Unless your team has an amazingly healthy culture, you are best off giving your feedback one-on-one. The moment there is an audience involved, egos get tempted to “play to the crowd” and the feedback is less likely to be well received. Give your most valuable gifts in private.
Unless you are working remotely, find a time when you can give your gift face-to-face. NEVER EVER give feedback through e-mail or text. You have no control on how it lands on the other person, and there is no way to have a good interaction/conversation. And there is a permanent record that can be stored and fumed over, or worse still copied around…..
You would not give an engagement ring over the phone……….have the courage to give your toughest gifts in person.
- Don’t use emotive language….everyone had trigger words that will press their buttons. For some people it might be “stupid”, others “irresponsible”, “immature” or “lazy”. And never give feedback while you are angry or upset. You are guaranteed to slip from developmental/constructive to negative/critical.
- Don’t exaggerate. Whenever you say “You are always late” or “You never say you love me”, you know you have gone beyond fact-based feedback, and are entering the realm of domination and hurt power-games.
- Don’t give second hand feedback. “The rest of the team thinks….” You are giving a gift! Own your own gift!
- Don’t share “how to fix you” until requested. If you share it up-front, you are not looking solution-orientated, you are looking like judge, jury and executioner. It is OK to think about this in advance, but don’t share it until the recipient engages you in thinking about solutions.
- Don’t interpret motivation – why they did what they did. You can never know, and it does not matter. Ask, and start a conversation instead of judging.
Giving affirming/positive feedback
This needs to be timely and specific as well. Saying “good job” is nice, but it is like patting a dog on the head and saying “good boy”. It shows little thought or desire to give a useful gift.
Much for useful is for you to think about what they did that was so good.

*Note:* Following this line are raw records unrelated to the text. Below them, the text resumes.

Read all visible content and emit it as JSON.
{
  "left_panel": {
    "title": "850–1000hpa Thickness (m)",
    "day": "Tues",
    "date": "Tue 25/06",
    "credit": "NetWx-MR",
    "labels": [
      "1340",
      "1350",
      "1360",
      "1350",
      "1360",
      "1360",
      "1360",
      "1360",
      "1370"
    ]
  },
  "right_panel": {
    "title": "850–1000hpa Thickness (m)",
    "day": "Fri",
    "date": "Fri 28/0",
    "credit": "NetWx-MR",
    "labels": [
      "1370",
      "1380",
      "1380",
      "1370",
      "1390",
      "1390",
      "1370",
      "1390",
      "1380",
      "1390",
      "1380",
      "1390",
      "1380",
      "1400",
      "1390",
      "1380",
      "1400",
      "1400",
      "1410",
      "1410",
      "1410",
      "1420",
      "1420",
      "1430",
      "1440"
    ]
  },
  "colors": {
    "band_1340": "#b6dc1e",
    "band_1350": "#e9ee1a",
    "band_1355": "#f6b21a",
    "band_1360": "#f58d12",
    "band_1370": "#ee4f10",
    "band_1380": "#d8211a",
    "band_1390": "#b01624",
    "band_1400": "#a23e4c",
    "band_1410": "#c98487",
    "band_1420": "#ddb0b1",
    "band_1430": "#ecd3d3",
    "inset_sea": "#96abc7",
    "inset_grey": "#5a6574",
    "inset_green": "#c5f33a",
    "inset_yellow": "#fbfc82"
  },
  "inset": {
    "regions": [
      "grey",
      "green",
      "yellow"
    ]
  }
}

So next time, instead of saying “good job”, say “You handled that question about cost reductions very well. You re-stated the question to check you understood, then spoke to the questioner’s unspoken concern about job losses directly and sympathetically”
That is a useful gift!
Feedback is not performance appraisal
Don’t confuse, or mix these two.
Don’t try to save time by giving feedback in a performance appraisal….the employee will only be listening for the number…and why is your feedback so stale?
|Purpose||To develop the person receiving||To judge the person receiving and allocate rewards fairly|
|Style||Informal||Formal, often documented|
|Frequency||Immediate, every day||Usually Annual|
|Focus||Qualitative feedback on skills, competencies, behaviors and practices||Quantitative measurement of results and outcomes against goals|
|Consequences||Personal growth or no personal growth||Bonuses, promotions, firing, salaries|
Giving feedback is a skill that contributes to the growth of all around you. Practice it, master it, and gain a reputation as a people developer.